NASA has a little program with a big view of Earth, but President Donald Trump wants to shut it down.
If a new budget outline released by the Trump administration Thursday goes through, it will cancel funding for the instruments on the DSCOVR spacecraft that face our planet from 1 million miles away.
It’s a relatively small budget cut — though it’s unclear how much would be saved — in a proposal to trim billions of dollars from many agencies, but Trump’s desire to cancel this one specific part of a mission speaks volumes.
NASA’s Epic instrument on DSCOVR beams back a full view of the sunlit side of the Earth every day. The photos are made publicly available through a NASA-run website, and it’s a great place for any journalist or member of the public to go for a daily view of our home planet.

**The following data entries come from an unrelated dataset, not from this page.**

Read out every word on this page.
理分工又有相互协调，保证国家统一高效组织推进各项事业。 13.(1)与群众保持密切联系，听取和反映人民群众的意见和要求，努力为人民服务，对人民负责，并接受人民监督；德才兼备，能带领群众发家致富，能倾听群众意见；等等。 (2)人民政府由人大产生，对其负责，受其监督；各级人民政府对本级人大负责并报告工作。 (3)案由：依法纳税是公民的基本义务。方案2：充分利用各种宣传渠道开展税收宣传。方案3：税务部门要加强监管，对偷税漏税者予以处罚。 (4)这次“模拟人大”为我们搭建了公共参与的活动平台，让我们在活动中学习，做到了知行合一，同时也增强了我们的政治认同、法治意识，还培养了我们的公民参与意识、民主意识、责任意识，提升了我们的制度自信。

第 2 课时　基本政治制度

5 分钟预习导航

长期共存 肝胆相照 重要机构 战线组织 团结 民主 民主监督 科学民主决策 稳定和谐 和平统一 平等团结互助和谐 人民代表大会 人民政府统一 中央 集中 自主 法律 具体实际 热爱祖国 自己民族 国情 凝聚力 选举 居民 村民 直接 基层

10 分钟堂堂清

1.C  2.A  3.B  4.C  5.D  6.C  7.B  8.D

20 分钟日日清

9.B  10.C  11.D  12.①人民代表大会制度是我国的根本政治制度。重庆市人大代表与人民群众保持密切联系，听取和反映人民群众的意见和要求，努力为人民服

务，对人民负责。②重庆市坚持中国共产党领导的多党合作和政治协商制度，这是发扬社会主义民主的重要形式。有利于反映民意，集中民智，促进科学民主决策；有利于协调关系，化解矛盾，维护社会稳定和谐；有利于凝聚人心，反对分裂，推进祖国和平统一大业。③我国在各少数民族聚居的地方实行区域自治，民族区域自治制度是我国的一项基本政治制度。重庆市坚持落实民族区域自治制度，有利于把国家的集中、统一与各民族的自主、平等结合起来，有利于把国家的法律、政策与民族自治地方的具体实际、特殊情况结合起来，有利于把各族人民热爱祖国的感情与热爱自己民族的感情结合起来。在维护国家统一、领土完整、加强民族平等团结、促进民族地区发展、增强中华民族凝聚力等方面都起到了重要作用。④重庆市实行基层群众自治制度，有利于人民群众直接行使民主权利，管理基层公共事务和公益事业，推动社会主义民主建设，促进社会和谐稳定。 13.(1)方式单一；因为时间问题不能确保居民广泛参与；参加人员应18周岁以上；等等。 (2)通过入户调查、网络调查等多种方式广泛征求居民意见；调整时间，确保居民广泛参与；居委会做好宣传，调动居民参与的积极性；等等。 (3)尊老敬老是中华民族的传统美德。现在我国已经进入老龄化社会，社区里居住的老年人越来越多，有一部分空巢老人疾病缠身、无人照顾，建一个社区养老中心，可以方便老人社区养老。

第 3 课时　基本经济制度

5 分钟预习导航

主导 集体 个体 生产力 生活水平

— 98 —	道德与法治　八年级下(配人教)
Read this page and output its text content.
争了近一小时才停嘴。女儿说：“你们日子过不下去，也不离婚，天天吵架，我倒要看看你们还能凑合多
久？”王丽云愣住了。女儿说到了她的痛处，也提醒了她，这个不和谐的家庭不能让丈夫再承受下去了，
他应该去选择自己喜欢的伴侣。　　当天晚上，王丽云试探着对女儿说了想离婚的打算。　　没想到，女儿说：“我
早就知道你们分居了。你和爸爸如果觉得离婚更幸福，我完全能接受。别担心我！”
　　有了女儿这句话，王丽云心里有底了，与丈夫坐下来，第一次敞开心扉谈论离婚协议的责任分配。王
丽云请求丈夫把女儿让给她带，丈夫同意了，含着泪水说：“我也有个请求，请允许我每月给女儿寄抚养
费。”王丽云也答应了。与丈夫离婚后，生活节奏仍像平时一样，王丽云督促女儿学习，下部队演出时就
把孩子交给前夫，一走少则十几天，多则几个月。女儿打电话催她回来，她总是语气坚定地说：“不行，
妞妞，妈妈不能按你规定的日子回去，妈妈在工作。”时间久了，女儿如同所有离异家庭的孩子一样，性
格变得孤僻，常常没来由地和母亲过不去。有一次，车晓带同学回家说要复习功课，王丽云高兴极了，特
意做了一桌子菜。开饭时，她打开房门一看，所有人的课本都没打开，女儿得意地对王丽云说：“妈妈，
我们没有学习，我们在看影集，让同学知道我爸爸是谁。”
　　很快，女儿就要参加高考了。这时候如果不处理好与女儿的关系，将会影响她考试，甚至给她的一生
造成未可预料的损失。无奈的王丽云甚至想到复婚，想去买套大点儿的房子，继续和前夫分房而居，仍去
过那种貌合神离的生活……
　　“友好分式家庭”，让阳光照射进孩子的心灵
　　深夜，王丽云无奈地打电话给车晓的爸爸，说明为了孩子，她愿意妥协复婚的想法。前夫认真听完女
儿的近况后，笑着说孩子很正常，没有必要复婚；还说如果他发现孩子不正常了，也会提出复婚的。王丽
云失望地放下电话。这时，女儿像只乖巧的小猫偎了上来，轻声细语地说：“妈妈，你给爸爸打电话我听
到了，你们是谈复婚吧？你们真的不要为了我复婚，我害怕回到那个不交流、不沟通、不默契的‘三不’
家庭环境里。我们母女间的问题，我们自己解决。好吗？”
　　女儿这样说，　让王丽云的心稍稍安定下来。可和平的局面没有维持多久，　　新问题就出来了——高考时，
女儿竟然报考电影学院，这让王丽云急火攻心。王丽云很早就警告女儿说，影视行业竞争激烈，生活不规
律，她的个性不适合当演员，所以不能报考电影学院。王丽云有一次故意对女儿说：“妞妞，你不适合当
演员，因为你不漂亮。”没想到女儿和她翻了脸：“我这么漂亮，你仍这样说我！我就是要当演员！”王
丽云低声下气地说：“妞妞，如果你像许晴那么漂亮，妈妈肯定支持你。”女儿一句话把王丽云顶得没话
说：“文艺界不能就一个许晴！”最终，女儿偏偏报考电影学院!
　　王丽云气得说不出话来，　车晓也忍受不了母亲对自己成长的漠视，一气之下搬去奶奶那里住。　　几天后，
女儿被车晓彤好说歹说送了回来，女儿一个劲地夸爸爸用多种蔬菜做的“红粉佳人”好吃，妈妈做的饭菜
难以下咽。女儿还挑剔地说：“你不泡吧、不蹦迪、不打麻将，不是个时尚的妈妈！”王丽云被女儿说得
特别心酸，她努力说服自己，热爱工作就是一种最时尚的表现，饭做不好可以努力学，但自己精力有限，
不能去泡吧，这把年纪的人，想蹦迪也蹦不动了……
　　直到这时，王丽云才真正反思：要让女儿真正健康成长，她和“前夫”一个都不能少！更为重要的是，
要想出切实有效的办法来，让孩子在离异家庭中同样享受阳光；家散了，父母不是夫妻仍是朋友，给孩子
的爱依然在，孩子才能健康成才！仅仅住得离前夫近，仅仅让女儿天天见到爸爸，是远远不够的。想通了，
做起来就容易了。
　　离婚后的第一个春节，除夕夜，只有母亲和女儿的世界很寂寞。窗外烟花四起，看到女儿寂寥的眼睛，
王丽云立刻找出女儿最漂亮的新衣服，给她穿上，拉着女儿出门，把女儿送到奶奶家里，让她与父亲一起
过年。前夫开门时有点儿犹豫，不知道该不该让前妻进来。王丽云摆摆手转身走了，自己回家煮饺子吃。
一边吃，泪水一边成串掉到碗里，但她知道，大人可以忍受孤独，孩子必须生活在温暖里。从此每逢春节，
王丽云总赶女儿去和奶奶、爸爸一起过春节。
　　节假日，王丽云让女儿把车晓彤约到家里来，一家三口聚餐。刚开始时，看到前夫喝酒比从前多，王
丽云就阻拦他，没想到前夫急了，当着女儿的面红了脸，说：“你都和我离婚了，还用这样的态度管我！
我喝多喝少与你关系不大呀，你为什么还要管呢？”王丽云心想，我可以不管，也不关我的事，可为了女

These images allow climate scientists to get a good look at what the atmosphere is doing on any given day.
Epic’s photos are also simply beautiful. It changes a person’s perspective to see the Earth from 1 million miles away, without borders or any human-made objects visible. Everyone you’ve ever cared for is right there in that image. That’s something you can’t really understand without seeing our planet from a distance, and for the past year or so, we’ve had new views like that every week.
Everyone you’ve ever cared for is right there in that image.
According to Trump’s budget outline, the administration wants to cancel the program in order to save money for other things at the agency like exploration.
It’s unclear how much money NASA will save every year by putting Epic on the chopping block, but in general, canceling this program doesn’t make a lot of sense from an operational point of view.
The mission is already in space, so a major part of the money allotted for the camera and other Earth science instruments has already been spent. Plus, it’s not like the administration is planning to cancel the entire mission of the satellite — it will still monitor the environment around it, keeping tabs on the sun’s activity.
If anything, this proposal feels like a dig at former Vice President Al Gore, oddly enough.
Gore is the person who lobbied heavily for this mission, and specifically the camera showing humanity a full view of Earth every day.
It’s unclear if this is some kind of personal beef between Gore and Trump — even if it isn’t, the proposal reveals the president’s true intent when it comes to programs focused on our home planet.
Republicans in Congress have long-lobbied for an end to NASA’s Earth science programs, and Trump’s outline delivers on that.
These Earth-focused cuts aren’t just limited to NASA. The Environmental Protection Agency’s budget would shrink by as much as 31 percent. The State Department and the National Oceanic and Atmospheric Administration — two agencies intimately involved in climate science and policy programs — would also face deep budget cuts, among others.
Overall, however, many NASA exploration programs will fare pretty well under Trump if the administration has its way. (Even Earth science would still receive $1.8 billion under the proposal, though it’s unclear what exactly that money will go towards.)
Trump is proposing funding for NASA’s Europa Clipper mission, which is currently in development and is expected to eventually do flybys of the Jovian moon.
The administration also wants to expand the agency’s work with private companies, bolstering the private sector space exploration.
Plus, the administration reaffirmed its commitment to the the Orion spacecraft and Space Launch System rocket expected to bring NASA astronauts to deep space destinations in the coming years.
That said, none of these missions can get off the ground if climate change puts NASA’s Kennedy Space Center in Florida underwater in the coming decades.
Plus, who knows where the next generation of space explorers will come from without NASA’s office of education, which would get totally dismantled and absorbed into other parts of the agency if this budget is approved by Congress.